イルカは、オーディオの世界でいう“ハイレゾ”の音域に入る150kHz周辺の音域まで知覚し、発することができるという。なお、中には100kHz以上の超高域しか発しない種類も存在するそうで、森阪氏は「イルカを捕食するシャチは100kHz以下の音域しか聴き取れないので、捕食者のシャチに聴こえない帯域の音で仲間同士コミュニケーションを取っていると思われる」と語った。

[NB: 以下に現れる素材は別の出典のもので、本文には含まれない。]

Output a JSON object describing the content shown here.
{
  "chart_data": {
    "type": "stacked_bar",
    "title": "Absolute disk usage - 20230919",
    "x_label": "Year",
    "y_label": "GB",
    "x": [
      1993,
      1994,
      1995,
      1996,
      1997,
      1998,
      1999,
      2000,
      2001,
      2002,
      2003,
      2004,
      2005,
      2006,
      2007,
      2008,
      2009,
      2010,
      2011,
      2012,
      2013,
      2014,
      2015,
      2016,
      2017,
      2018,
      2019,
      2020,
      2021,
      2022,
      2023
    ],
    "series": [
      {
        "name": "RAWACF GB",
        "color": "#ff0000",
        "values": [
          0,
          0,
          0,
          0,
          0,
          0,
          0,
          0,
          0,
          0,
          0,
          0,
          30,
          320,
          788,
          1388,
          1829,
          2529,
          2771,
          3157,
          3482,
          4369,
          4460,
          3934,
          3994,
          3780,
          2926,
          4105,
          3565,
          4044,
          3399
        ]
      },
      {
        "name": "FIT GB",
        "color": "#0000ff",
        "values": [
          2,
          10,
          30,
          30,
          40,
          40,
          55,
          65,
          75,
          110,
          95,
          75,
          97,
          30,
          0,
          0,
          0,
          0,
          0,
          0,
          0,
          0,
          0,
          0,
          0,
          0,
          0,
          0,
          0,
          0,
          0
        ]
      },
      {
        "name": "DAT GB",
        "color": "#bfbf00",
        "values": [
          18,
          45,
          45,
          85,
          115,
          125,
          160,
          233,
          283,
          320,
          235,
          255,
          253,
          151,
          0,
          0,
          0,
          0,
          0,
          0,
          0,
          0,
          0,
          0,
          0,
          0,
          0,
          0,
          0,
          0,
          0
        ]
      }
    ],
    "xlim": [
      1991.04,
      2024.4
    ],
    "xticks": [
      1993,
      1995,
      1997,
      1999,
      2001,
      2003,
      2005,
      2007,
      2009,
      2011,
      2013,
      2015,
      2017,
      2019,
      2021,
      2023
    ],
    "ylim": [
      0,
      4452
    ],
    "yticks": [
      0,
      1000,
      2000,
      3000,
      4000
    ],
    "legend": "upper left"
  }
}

イルカは150kHz周辺の音域まで知覚し、発することができるという

100kHzを超える音しか出さない種類のイルカもいる

イルカは体の大きさが4m以上になるとクジラと分類されるようになるが、森阪氏が研究を行っているヒゲクジラという種類のクジラの場合、高域の音は知覚しないが、反対に10Hz周辺の低域の音波を知覚し、発することができるという。森阪氏は「低域は遠距離まで伸びるので、恐らく遠方にいる仲間とコミュニケーションを取るためと思われる」と、その理由を解説した。

そのほかにも今回の講演では、実際に森阪氏が海の中に入って泳ぎながら撮影したイルカの動画が上映され、会場に設置されたスピーカーでイルカそれぞれの鳴き音の違いを聴き比べるといったことも実施された。